Réajustement du SMIG en RDC : une réunion gouvernement–syndicats prévue pour harmoniser l’application du décret

Partager

La Première ministre Judith Suminwa veut une application « harmonieuse » du Salaire minimum interprofessionnel garanti (SMIG), six mois après l’entrée en vigueur du décret de réajustement. Elle a fixé cette orientation lors du Conseil des ministres du 9 janvier 2026 et prévoit une séance de travail le 12 janvier 2026 à la Primature.

Le SMIG est le salaire plancher légal, celui en dessous duquel un employeur ne peut pas rémunérer un travailleur. Pour le gouvernement, l’enjeu est de faire respecter cette règle de manière cohérente, sans interprétations divergentes selon les secteurs, les entreprises ou les provinces.

La réunion annoncée doit réunir les responsables de plusieurs corporations rassemblées au sein de l’Intersyndicale du Travail. Judith Suminwa explique vouloir écouter les préoccupations du monde du travail et les intégrer dans le suivi de la mesure, au moment où ses effets commencent à se faire sentir sur le terrain, côté employeurs comme côté travailleurs.

Les échanges attendus doivent servir à apprécier l’impact réel du réajustement du SMIG, et à repérer, si nécessaire, des points à corriger pour limiter les tensions. L’objectif affiché est de maintenir un dialogue social permanent, avec des discussions plus structurées entre partenaires sociaux.

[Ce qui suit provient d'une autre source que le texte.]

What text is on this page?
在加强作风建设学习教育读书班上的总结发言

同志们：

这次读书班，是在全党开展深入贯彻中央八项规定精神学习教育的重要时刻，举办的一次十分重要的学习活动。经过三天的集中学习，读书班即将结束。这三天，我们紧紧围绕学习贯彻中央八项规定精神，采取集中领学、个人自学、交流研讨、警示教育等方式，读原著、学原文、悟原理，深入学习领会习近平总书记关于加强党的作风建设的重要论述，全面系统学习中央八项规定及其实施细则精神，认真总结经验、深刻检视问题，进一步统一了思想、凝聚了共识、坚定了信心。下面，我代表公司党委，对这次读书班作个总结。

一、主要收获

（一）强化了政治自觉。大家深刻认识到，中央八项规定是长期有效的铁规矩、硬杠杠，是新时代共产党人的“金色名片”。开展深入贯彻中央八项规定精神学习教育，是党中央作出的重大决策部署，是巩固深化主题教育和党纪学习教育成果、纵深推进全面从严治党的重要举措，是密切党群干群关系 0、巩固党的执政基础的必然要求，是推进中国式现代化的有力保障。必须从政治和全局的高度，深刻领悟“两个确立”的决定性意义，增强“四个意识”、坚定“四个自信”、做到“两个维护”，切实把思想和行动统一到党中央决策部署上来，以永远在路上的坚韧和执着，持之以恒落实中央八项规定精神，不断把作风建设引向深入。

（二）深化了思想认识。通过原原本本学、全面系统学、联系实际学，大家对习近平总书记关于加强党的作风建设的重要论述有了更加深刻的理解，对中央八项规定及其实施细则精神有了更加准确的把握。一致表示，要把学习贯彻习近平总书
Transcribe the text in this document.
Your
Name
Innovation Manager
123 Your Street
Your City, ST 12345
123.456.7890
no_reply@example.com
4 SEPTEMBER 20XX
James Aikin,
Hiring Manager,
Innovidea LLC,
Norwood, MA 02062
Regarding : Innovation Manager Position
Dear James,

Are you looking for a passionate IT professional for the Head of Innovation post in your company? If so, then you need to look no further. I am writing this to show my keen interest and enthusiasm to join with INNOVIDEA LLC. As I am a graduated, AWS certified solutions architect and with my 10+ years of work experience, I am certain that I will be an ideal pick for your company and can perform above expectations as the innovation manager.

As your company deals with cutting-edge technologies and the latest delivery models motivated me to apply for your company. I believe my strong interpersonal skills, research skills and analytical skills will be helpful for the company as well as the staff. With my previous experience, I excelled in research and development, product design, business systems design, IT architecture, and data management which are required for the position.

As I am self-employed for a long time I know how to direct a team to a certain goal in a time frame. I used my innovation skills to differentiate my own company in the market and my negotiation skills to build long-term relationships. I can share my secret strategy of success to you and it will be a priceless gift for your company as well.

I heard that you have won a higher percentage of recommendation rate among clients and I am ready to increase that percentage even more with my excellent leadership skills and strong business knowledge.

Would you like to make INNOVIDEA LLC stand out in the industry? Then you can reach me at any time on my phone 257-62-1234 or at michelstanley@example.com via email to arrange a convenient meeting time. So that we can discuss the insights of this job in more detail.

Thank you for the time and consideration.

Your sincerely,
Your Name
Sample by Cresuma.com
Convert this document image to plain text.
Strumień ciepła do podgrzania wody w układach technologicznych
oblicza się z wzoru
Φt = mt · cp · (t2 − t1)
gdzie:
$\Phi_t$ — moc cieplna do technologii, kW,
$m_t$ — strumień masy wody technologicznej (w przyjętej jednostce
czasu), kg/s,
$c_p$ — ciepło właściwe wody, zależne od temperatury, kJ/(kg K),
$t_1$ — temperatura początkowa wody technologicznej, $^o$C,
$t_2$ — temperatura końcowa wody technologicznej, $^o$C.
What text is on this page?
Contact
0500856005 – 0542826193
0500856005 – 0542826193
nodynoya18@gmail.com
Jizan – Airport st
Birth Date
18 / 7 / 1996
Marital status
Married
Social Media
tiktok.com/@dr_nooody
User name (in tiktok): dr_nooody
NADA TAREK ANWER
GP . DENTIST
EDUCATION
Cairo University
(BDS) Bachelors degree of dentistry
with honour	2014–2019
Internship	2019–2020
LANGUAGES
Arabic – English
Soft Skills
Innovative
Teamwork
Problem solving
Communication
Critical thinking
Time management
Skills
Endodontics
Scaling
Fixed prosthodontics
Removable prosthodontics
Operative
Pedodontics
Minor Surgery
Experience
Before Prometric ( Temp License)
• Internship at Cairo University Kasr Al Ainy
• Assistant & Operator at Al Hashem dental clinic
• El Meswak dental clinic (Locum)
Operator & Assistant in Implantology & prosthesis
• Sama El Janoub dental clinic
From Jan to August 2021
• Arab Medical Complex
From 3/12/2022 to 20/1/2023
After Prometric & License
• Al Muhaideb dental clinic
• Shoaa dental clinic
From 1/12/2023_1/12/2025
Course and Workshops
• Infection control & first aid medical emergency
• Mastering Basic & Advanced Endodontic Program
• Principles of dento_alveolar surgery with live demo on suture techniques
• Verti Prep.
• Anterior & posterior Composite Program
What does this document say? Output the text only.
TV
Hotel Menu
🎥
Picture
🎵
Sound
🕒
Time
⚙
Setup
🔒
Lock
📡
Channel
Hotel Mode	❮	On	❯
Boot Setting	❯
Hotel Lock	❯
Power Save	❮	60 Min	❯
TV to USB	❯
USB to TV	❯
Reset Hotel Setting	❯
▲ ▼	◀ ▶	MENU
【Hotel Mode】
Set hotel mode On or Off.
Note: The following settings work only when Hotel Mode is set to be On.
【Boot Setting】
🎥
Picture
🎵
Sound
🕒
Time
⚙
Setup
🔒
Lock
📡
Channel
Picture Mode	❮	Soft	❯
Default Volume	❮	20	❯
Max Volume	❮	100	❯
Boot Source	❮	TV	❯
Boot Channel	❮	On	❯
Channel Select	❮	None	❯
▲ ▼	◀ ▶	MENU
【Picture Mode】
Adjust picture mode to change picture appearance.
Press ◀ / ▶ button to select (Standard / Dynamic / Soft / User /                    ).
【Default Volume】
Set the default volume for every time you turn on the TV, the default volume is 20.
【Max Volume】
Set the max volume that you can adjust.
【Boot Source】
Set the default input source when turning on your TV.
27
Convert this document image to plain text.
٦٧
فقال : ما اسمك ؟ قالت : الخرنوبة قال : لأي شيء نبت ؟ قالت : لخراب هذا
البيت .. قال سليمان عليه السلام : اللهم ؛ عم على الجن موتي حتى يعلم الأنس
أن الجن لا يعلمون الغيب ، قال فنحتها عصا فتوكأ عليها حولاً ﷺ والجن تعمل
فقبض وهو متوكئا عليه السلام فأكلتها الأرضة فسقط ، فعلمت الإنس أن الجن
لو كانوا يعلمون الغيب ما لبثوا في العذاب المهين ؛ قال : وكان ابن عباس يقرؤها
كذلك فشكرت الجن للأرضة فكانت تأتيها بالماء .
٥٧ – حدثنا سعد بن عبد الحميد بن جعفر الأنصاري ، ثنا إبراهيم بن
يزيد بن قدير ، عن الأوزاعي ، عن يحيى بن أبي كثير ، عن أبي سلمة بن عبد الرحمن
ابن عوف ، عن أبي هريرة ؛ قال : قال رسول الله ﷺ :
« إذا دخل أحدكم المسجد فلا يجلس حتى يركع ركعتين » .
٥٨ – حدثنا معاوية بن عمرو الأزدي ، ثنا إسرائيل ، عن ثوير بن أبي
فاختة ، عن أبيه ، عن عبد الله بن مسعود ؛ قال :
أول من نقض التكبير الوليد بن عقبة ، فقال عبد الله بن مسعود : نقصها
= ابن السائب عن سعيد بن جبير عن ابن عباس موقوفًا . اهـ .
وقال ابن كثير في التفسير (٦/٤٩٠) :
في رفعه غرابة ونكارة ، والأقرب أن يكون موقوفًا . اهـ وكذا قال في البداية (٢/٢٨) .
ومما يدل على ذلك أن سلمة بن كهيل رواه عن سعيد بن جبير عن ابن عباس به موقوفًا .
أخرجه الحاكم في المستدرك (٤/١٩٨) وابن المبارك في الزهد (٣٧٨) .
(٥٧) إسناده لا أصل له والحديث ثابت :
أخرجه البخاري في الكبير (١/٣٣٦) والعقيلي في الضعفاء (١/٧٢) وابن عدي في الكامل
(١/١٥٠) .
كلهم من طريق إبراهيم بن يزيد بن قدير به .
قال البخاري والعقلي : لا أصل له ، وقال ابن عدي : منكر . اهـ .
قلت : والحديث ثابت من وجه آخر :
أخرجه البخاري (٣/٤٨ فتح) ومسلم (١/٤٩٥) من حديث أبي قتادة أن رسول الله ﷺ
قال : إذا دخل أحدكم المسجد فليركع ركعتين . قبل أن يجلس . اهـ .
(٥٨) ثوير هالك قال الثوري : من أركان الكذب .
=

Après la concertation, une étape attendue au Conseil National du Travail

Après la séance du 12 janvier 2026, le gouvernement prévoit de convoquer une réunion du Conseil National du Travail. Cette instance devra travailler à rapprocher les positions des parties prenantes, afin d’aboutir à une harmonisation des points de vue dans un cadre de consensus et de responsabilité partagée.

À travers cette séquence, l’exécutif réaffirme sa volonté de soutenir la justice sociale, de préserver la paix sociale et d’améliorer, sur la durée, les conditions de travail en RDC.